Vous venez de publier un 45 tours
sur le label allemand Alien Snatch.
C’est le label qui vous a contacté ? Pas de label français intéressé par votre
musique ?
Nina : On avait fait une petite
liste de labels qui nous plaisaient et c’est le tout premier auquel on a écrit.
Le lendemain matin, il nous a répondu qu’il était intéressé et qu’il souhaitait
sortir notre EP. On était super contentes ! En effet, Alien Snatch a sorti des groupes qu’on adore comme les Number Ones, TV Crime, Protokids, Pale Lips, Hex Dispensers. On s’est posé la question des labels français, mais
Alien Snatch, notre premier choix, a
répondu positivement et on a foncé.
Le 45 tours à pour titre Négatif. Pourtant votre style musical
est très positive car elle est fun, ensoleillée. Faut-il prendre ce mot au
premier degré ou c’est un pied de nez à votre style joyeux ?
Nina : Négatif est un des morceaux de l’EP, et c’est aussi le tout premier
morceau d’Alvilda. En effet, notre
musique est plutôt fraîche, mais justement, elle permet aussi de s’exprimer sur
des sujets, avec humour, qui ne le sont pas forcément !
C’est, je trouve très cool de votre
part d’avoir choisie de chanter en français, ce qui n’est pas courant dans le
style pop rock garage qui privilégie l’anglais. Ce choix était évident ? Qui écrit
les textes ? Quels sont les thèmes qui vous inspirent ?

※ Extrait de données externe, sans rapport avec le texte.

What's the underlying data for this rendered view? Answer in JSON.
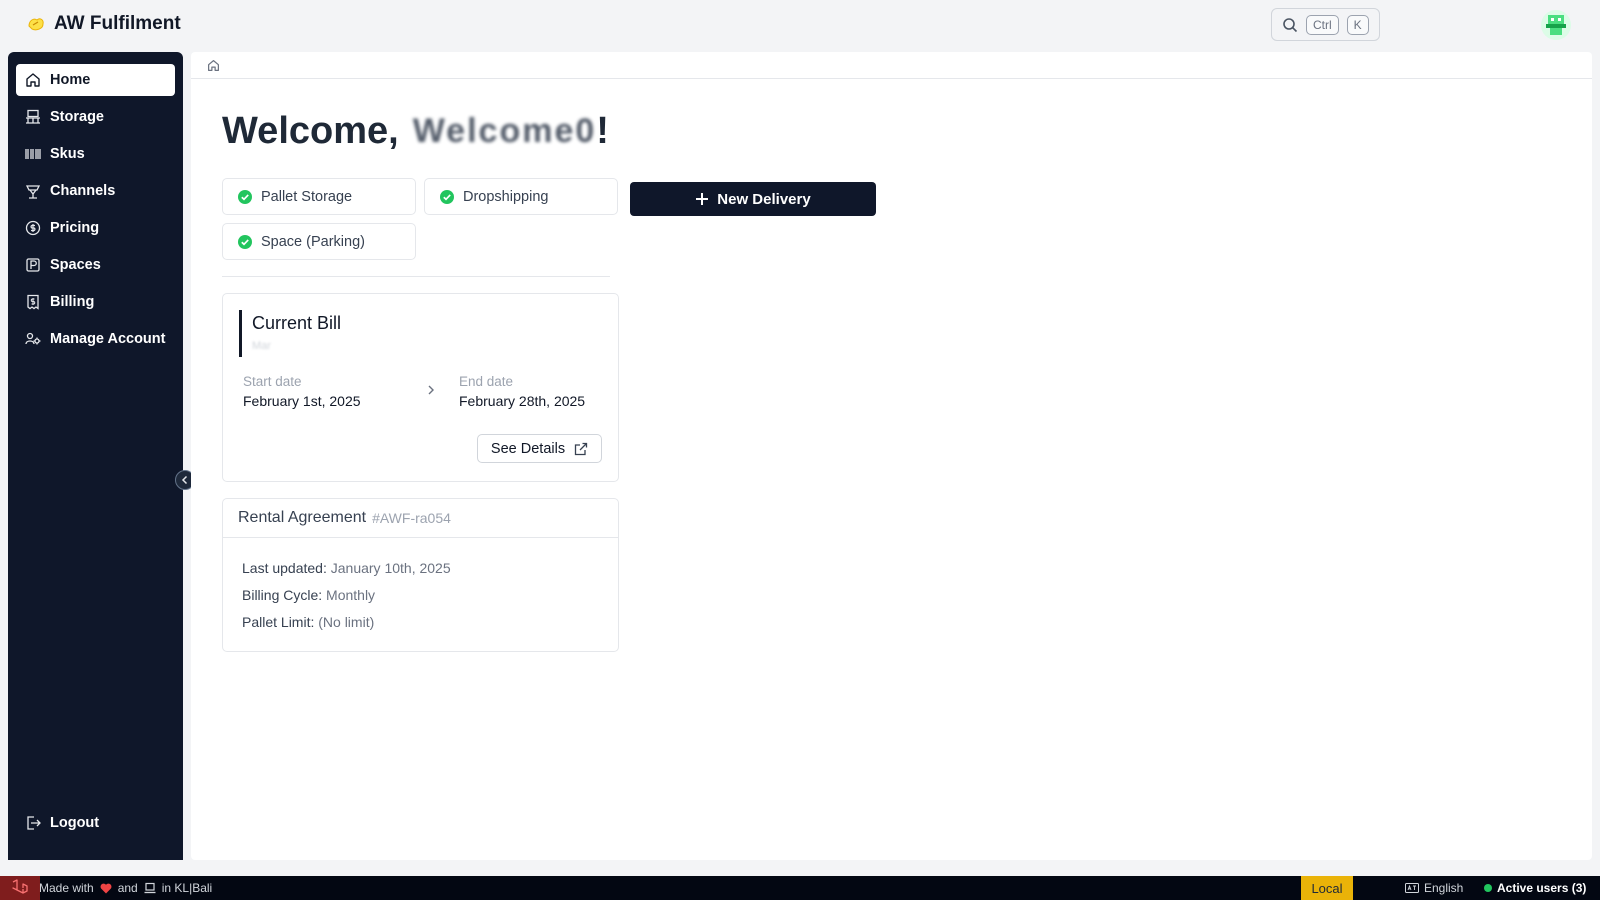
{
  "app": {
    "name": "AW Fulfilment"
  },
  "search": {
    "shortcut_ctrl": "Ctrl",
    "shortcut_key": "K"
  },
  "sidebar": {
    "items": [
      {
        "label": "Home",
        "icon": "home-icon",
        "active": true
      },
      {
        "label": "Storage",
        "icon": "storage-icon"
      },
      {
        "label": "Skus",
        "icon": "barcode-icon"
      },
      {
        "label": "Channels",
        "icon": "channels-icon"
      },
      {
        "label": "Pricing",
        "icon": "dollar-icon"
      },
      {
        "label": "Spaces",
        "icon": "parking-icon"
      },
      {
        "label": "Billing",
        "icon": "receipt-icon"
      },
      {
        "label": "Manage Account",
        "icon": "manage-account-icon"
      }
    ],
    "logout_label": "Logout"
  },
  "main": {
    "welcome_prefix": "Welcome,",
    "welcome_name": "Welcome0",
    "welcome_suffix": "!",
    "services": [
      {
        "label": "Pallet Storage"
      },
      {
        "label": "Dropshipping"
      },
      {
        "label": "Space (Parking)"
      }
    ],
    "new_delivery_label": "New Delivery",
    "current_bill": {
      "title": "Current Bill",
      "subtitle": "Mar",
      "start_label": "Start date",
      "start_value": "February 1st, 2025",
      "end_label": "End date",
      "end_value": "February 28th, 2025",
      "details_label": "See Details"
    },
    "rental": {
      "title": "Rental Agreement",
      "id": "#AWF-ra054",
      "last_updated_label": "Last updated:",
      "last_updated_value": "January 10th, 2025",
      "billing_cycle_label": "Billing Cycle:",
      "billing_cycle_value": "Monthly",
      "pallet_limit_label": "Pallet Limit:",
      "pallet_limit_value": "(No limit)"
    }
  },
  "statusbar": {
    "made_with": "Made with",
    "and": "and",
    "location": "in KL|Bali",
    "environment": "Local",
    "language": "English",
    "active_users": "Active users (3)"
  },
  "colors": {
    "sidebar_bg": "#0f172a",
    "accent_dark": "#0f172a",
    "check_green": "#22c55e",
    "env_badge": "#eab308"
  }
}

Nina : Ce choix s’est fait assez
naturellement. Au départ on n’avait pas vraiment de choix arrêté, un de nos
morceaux (Vortex) était d’ailleurs en
anglais, mais comme tous les autres sont venus naturellement en français, on
l’a finalement réécrit. Grâce au français on peut s’exprimer plus honnêtement. J’ai
écrit Négatif par rapport à mon
compte en banque (haha). Après ce morceau, on a écrit tous les textes à deux
avec Eva. En général on se retrouve
chez Eva, j’arrive avec une idée de
quelque chose dont j’aimerais parler et on écrit ensemble. On rigole beaucoup
quand on écrit nos textes. Les thèmes sont vraiment classiques mais on essaye
toujours de les aborder de façon drôle.
Avec ce 45 tours que je trouve
fabuleux pour débuter votre carrière, l’attente d’un long format est une
torture. Un album est prévu prochainement ? Ou vous allez faire avant d’autres
45 tours ? A ce jour, vous avez combien de morceaux finis ?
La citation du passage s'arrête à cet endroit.